With the increasing digitalization and the growing reliance on data servers, Schneider Electric presents an innovative challenge to predict the European country with the highest surplus of green energy in the next hour. This prediction is crucial for optimizing computing tasks, utilizing green energy effectively, and reducing CO2 emissions.
Create a model to predict the European country with the highest surplus of green energy in the next hour. Consider energy generation from renewable sources and energy consumption. The solution should align with Schneider Electric's ethos and present an unprecedented approach.
Utilize time-series data from the ENTSO-E Transparency portal API, including electricity consumption, wind energy generation, solar energy generation, and other green energy generation. Homogenize the data to 1-hour intervals, and create 'train.csv' and 'test.csv' datasets from 01-01-2022 to 01-01-2023.

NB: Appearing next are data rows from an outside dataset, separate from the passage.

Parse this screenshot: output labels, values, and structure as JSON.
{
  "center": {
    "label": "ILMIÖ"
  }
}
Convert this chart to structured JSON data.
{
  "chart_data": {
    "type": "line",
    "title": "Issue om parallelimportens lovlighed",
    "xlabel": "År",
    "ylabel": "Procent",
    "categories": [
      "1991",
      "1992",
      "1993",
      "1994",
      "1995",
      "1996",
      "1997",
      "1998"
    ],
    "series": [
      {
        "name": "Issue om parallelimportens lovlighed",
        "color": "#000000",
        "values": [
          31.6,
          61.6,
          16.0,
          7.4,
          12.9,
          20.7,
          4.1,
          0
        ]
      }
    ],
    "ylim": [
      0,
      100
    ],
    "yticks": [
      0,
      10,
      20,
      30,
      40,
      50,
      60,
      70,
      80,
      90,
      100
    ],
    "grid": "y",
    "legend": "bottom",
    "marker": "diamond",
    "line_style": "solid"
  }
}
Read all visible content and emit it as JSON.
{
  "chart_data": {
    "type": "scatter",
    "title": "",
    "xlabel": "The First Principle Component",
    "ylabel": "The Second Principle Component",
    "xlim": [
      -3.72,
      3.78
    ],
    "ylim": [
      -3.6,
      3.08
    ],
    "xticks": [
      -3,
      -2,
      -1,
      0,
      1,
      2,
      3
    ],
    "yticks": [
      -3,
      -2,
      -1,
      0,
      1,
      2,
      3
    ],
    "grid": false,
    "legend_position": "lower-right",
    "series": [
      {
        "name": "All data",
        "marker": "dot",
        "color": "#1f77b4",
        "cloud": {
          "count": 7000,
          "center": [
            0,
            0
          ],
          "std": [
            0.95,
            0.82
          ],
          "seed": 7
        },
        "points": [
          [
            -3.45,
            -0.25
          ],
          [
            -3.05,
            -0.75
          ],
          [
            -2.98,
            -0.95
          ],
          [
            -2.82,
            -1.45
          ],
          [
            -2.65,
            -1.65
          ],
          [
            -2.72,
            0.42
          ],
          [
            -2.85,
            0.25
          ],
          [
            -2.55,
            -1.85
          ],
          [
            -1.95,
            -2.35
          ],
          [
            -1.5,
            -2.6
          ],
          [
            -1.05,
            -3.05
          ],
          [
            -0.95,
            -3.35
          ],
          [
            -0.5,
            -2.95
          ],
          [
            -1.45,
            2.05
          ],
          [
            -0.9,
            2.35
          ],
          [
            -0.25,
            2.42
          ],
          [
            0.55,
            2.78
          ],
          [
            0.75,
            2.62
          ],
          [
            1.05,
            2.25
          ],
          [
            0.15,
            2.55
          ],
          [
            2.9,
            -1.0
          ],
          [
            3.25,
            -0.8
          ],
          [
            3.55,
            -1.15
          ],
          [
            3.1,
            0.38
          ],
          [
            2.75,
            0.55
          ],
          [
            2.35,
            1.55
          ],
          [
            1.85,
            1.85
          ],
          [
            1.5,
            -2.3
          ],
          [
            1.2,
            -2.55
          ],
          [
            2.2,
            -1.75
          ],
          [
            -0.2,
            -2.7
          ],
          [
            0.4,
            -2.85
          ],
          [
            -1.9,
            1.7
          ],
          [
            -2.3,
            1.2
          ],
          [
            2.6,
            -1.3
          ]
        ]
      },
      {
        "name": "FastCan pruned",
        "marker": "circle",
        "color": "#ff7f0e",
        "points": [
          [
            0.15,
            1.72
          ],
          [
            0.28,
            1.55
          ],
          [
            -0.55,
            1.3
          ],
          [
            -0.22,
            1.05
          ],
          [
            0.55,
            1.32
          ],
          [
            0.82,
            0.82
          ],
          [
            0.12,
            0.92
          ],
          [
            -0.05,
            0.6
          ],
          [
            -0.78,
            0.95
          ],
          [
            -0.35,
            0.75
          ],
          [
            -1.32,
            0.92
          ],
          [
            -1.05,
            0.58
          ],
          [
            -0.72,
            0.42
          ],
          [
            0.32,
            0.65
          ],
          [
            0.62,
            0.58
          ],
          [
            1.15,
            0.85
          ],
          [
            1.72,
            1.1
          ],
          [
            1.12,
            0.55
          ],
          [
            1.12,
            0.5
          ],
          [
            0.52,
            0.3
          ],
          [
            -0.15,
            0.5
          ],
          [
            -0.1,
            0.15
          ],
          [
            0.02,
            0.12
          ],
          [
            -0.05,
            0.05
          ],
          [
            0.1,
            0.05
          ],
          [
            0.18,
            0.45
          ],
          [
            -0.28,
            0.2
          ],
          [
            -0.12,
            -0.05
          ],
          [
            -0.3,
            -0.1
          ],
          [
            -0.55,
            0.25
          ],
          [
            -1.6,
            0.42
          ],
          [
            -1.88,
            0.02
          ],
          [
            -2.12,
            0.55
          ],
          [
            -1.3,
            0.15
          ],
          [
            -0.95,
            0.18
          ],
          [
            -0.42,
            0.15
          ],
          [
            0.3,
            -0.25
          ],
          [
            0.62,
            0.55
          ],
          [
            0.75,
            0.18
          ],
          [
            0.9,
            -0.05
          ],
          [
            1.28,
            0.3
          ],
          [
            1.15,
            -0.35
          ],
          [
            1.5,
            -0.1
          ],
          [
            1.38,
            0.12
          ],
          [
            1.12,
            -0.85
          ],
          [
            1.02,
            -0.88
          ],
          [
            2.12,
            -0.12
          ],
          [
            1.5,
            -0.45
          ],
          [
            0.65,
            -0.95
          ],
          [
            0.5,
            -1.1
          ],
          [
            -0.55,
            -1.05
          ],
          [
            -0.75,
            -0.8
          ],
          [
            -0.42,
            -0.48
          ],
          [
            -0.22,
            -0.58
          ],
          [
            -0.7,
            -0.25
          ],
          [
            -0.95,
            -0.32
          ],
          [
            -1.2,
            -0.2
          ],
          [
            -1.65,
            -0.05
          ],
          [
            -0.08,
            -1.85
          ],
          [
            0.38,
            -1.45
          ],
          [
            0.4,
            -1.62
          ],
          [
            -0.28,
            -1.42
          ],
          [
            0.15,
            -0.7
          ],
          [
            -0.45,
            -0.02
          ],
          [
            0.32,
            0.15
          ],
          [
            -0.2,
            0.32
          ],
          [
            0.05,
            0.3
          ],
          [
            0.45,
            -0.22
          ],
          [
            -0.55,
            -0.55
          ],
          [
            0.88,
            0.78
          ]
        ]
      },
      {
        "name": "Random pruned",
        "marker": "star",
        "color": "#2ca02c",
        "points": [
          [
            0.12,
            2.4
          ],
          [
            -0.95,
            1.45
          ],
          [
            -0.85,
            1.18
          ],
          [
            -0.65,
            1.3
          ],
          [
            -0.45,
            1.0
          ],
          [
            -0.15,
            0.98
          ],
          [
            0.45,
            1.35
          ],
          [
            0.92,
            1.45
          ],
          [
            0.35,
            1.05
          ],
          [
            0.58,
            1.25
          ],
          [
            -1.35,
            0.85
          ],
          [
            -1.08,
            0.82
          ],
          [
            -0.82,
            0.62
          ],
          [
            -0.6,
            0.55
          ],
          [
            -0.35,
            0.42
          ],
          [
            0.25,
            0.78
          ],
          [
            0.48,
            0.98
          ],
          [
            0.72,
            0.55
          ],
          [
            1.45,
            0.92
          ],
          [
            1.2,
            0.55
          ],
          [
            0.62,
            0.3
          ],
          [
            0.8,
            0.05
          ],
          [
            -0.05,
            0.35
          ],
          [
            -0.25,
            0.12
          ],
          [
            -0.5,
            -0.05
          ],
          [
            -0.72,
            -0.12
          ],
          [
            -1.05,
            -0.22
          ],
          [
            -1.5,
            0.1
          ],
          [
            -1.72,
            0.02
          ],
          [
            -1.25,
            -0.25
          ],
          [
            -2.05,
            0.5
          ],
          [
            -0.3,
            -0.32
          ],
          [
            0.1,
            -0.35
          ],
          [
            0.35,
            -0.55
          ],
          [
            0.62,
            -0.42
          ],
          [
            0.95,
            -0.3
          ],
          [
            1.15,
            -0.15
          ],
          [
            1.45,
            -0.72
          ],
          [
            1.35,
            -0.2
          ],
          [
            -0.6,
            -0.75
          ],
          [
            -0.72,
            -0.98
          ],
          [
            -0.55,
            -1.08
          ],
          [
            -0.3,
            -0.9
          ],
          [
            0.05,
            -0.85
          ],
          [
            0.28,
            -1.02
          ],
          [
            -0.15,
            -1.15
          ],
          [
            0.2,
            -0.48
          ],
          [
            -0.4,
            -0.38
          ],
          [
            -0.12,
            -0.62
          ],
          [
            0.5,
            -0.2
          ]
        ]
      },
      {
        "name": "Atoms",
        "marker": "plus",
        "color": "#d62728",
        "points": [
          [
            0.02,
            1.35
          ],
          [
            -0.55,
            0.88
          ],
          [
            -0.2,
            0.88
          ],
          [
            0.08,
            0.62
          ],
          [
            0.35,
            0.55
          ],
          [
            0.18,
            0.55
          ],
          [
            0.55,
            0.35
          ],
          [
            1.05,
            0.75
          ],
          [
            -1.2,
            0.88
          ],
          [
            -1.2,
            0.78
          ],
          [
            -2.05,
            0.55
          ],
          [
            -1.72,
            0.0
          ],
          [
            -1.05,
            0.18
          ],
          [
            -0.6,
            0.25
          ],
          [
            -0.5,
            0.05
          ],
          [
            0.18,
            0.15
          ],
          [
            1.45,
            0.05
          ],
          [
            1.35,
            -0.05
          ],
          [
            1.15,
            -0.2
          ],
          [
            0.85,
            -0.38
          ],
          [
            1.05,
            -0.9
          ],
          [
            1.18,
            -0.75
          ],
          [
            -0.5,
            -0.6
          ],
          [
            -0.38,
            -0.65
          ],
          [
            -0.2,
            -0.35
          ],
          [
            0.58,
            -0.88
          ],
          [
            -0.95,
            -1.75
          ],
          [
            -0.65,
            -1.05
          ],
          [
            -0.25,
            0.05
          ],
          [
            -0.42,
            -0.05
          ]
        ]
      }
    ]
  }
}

API Token: 1d9cd4bd-f8aa-476c-8cc1-3442dc91506d
(or alternative tokens provided)
|__README.md
|__requirements.txt
|
|__data
| |__train.csv
| |__test.csv
|
|__src
| |__data_ingestion.py
| |__data_processing.py
| |__model_training.py
| |__model_prediction.py
| |__utils.py
|
|__models
| |__model.pkl
|
|__scripts
| |__run_pipeline.sh
|
|__predictions
|__predictions.json
- Clone the Repository:
git clone https://github.com/s-matke/eco-forecast.git
cd eco-forecast
- Install Dependencies:
pip install -r requirements.txt
- Run Pipeline:
./run_pipeline.sh <start_date> <end_date> <raw_data_file> <processed_data_file> <model_file> <test_data_file><predictions_file>
For example:
./run_pipeline.sh 2022-01-01 2023-01-01 data/raw_data.csv data/processed_data.csv models/model.pkl data/test_data.csv predictions/predictions.json
- Missing values are imputed as the mean between preceding and following values.
- Data with resolution finer than 1 hour is resampled to an hourly level.
- Non-green energy sources are discarded.
- The resulting CSV includes columns per country representing generated green energy per energy type and load.
- Calculated surplus as the difference between generated green energy and load in order to create label feature
- Downsampled labels that are dominating, however, it's set as an optional parameter
Used Multi-layer Perceptron (MLP) classifier as our model from scikit-learn module to predict the country with the highest surplus green energy. The model is saved inside models directory while it's predictions on test dataset have been saved in predictions directory.